A couple of weeks back I posted how to find records in one table that are not in another with MySQL and received an email from Greg Jorgensen with a more efficient way of approaching the same problem and therefore revise my original post with his suggestion.
Example tables
The examples below use three tables as follows:
content: contains the content pages for a website. The primary key is content_id.
tags: the "tags" that a page is tagged with. The primary key is tag_id.
content_to_tags: a table that creates a many-to-many relationship between the above two tables; a page can belong to multiple tags.
Example 1
The first example finds records in content_to_tags that have no associated record in content. This could have happened if the application deleted a record from content but didn’t delete the associated records from content_to_tags:
SELECT * FROM content_to_tags c2t WHERE NOT EXISTS ( SELECT * FROM content c WHERE c.content_id = c2t.content_id )
Example 2
This is the same as for the first example but comparing tags with content_to_tags. Again, this might have happened if records were deleted from tags but not their associated records from content_to_tags:
SELECT * FROM content_to_tags c2t WHERE NOT EXISTS ( SELECT * FROM tags t WHERE t.tag_id = c2t.tag_id )
Benchmarking Examples 1 and 2
In my orginal post I used a LEFT JOIN from content_to_tags to content. I benchmarked my original query compared to this query on a small content table with 1000 records, a content_to_tags table with 2000 records and a tags table with 100 records.
Using NOT EXISTS was just over two times faster, and I would assume that as the tables get populated with more records the difference exponential.
A note about ACID compliance and foreign keys
Note that in a properly ACID compliant database with foreign key constraints the first two examples shouldn’t actually return any data, because it wouldn’t be possible to delete records from tags/content if there are associated records present in the content_to_tags table.

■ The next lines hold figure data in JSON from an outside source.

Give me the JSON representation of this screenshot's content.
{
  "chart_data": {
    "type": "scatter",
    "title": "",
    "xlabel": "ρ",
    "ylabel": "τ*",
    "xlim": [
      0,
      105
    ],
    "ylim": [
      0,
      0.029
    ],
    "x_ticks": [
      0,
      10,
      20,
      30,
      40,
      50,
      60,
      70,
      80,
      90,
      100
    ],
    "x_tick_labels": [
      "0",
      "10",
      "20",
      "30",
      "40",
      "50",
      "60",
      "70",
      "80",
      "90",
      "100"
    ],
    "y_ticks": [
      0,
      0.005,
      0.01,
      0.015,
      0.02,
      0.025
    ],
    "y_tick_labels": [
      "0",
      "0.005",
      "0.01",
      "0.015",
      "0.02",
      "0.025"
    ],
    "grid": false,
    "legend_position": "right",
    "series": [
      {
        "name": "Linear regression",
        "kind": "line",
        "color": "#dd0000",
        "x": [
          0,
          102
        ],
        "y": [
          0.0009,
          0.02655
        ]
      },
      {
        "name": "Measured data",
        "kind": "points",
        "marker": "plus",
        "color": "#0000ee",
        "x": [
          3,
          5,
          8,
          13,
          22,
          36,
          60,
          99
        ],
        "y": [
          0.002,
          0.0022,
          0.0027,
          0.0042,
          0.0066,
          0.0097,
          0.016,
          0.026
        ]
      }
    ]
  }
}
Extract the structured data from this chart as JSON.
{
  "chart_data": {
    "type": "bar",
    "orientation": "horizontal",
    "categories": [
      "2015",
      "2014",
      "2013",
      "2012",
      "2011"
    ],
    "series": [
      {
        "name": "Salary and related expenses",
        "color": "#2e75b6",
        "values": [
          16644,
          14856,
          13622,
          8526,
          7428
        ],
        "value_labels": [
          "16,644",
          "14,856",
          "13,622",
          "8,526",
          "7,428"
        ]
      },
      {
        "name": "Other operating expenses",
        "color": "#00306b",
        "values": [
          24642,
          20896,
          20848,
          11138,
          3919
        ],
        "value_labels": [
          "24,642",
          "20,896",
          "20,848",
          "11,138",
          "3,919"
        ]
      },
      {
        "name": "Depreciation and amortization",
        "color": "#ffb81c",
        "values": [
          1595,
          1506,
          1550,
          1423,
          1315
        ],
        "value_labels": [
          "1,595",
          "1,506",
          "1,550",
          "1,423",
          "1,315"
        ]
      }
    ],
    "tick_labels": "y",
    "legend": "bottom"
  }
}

Examples 3 and 4 are looking at something slightly different: finding content that’s not tagged at all, and finding tags that are not tagged to any content.
Example 3
The next example looks for records in content where there are no associated records in content_to_tags. This is useful if you want to find any untagged posts:
SELECT * FROM content c WHERE NOT EXISTS ( SELECT * FROM content_to_tags c2t WHERE c.content_id = c2t.content_id )
Example 4
The final example is the same as the above but to find tags that have no associated records in content_to_tags. This is useful for finding tags that have no content, or in another context (with different table names etc) categories that have no products in them:
SELECT * FROM tags t WHERE NOT EXISTS ( SELECT * FROM content_to_tags c2t WHERE t.tag_id = c2t.tag_id )
Benchmarking Examples 3 and 4
The difference between my original LEFT JOIN and the NOT EXISTS queries here was minimal for examples 3 and 4 on the example tables although I would imagine as they become bigger the difference would grow. NOT EXISTS was once again faster that the LEFT JOIN syntax.